“Now to him that is able to do exceeding abundantly above all that we ask or think, according to the power that worketh in us” (Ephesians 3:20 – King James Version) My genuine hope and primary purpose for the Ephesians 3:20 Faith Encouragement and Empowerment Blog is to assist all people of faith, regardless of your prism of experience, to grow spiritually toward unconditional self-acceptance and develop personally acquiring progressive integrity of belief and lifestyle. I pray you will discover your unique purpose in life. I further pray love, joy, peace, happiness and unreserved self-acceptance will be your constant companions. Practically speaking, this blog will help you see the proverbial glass in life as always half full rather than half empty.

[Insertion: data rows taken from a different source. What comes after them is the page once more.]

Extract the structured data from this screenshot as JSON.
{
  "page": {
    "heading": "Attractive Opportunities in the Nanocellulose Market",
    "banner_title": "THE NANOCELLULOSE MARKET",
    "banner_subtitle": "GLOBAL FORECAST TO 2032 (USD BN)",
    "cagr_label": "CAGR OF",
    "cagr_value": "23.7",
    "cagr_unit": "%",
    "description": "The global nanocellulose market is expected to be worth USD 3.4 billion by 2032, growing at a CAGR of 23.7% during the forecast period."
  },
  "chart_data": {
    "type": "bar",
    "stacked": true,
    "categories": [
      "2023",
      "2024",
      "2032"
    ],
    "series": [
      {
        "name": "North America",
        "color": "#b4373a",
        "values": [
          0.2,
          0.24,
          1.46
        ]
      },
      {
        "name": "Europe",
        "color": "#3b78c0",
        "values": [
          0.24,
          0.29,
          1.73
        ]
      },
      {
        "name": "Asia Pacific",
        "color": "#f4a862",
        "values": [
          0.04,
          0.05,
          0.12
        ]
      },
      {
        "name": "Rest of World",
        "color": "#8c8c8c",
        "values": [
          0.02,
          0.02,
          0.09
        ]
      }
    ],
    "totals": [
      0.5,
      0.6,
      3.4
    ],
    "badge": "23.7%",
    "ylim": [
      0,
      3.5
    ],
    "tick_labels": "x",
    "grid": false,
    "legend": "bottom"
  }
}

I desire you become an eternal optimist who truly believes that Almighty God can do anything that you ask or imagine.

Monday, September 14, 2020

Celebrating Chadwick Boseman's Life and Legacy

 

Celebrating Chadwick Boseman’s

Incredible Life and Enduring Legacy

 

Along with billions of admiring and grateful fans, I greatly lament the untimely and surprising death of the late Chadwick Boseman, an actor whose portrayals of the Black Panther, Jackie Robinson, James Brown and the first African American Associate Justice of the U. S. Supreme Court, Thurgood Marshall, will endure for future generations.  Death often appreciates an artist’s work as it demarcates its finite supply and raises questions as to its lasting worth.  Learning that Boseman worked painstakingly and tirelessly while battling an aggressive type of colon cancer arguably makes his work priceless.  While I mourn his death, I prefer to celebrate his life and legacy as I am forever grateful to him for his formidable example of the will to live, love of life, dedication to craft and determination to leave an invaluable body of work and legacy.  In death, Boseman taught us how to live.  He refused to surrender to pain, self-pity and hopelessness.  Instead, he dug to oceanic depths and found inner resources to succeed and excel realizing his life would end without being complete. 

 

Inexplicably, providence did not grace this talented and gifted artist with longevity.  We will always wonder what he would have accomplished had favorable circumstances, good health and destiny doubled his life span.  There are not any satisfactory or reasonable answers to that question.  Nevertheless, Boseman impressively willed himself to work through pain, chemotherapy treatments (emotional and physical aftermath of tiredness) and weight loss; inappropriate questioning, rumors and meritless speculation as well as anxiety that someone might betray his confidentiality.   His willingness to choose life as he knew of death’s imminence leaves us many enduring lessons about what it means to be alive.  I hope that within a century Boseman’s powerful example will inspire anyone who holds a dream within his heart yet faces incredible adversity.  In addition to illuminating the imagination of racially, ethnically and culturally diverse children and adolescents about being a superhero, Boseman’s legacy will teach them that the superpowers they seek lie within them.

 

Boseman reminded us of the indomitable nature of the human spirit that conceives, creates and contributes to the betterment of humankind.  He found inner fortitude and utilized it to expand his abilities and actualize his talents and endowments.  Notwithstanding the menacing diagnosis of colon cancer, he chose self-determination over defeatism.  I hasten to resist the trifle of romanticizing someone else’s pain and anguish.  Imagine Boseman’s frightening trips through “the valley of the shadow of death” as he traverses roughed emotional terrain of anger, bitterness, bewilderment, cynicism and myriad similar feelings and thoughts.  “Why me” would be an understandable question.  Another one would be “Where is God?”  Yet another would be “Will He graciously intervene and heal me?”  Nonetheless, Boseman slogged through his physical and emotional pain as well as psychological challenges and spiritual contradictions.  His ability to accomplish this demanding internal feat is one of most admirable, enviable and empowering dimensions of his character and story.  He did not wallow in excuses and a victimization complex.  Utilizing the spiritual power of acceptance, he transcended the debate of how unjust and unfair his contracting cancer was.  As he relegated this dilemma to being another challenge he faced, Boseman mustered an unparalleled will to live.  In maximizing his work ethic, he left us an impressive and incalculable body of work.

 

Many of the celebrity tributes to Boseman emphasize the magnificence of his role as the Black Panther.  They applaud him and the film for the immeasurable affect they will have on current and future generations of young children who dream enormously.  From the remotest villages in China to Amazon regions of South America to rural Aborigine locales in Australia to any trailer park or inner-city housing projects in the United States, any little boy or girl reliably can believe that he or she can surmount formative trauma, childhood pain, poverty, societal inequality or any other fundamentally unfair factor that influences his or her life.  Beyond seeking supernatural abilities, hopefully, Boseman’s role will teach these children to acquire perfect self-expression.  What an incredible gift and legacy if his work motivates every child regardless of where he or she begins in life with the formidable hope of achieving self-acceptance as a sure foundation for success, excellence, freedom and joy in life.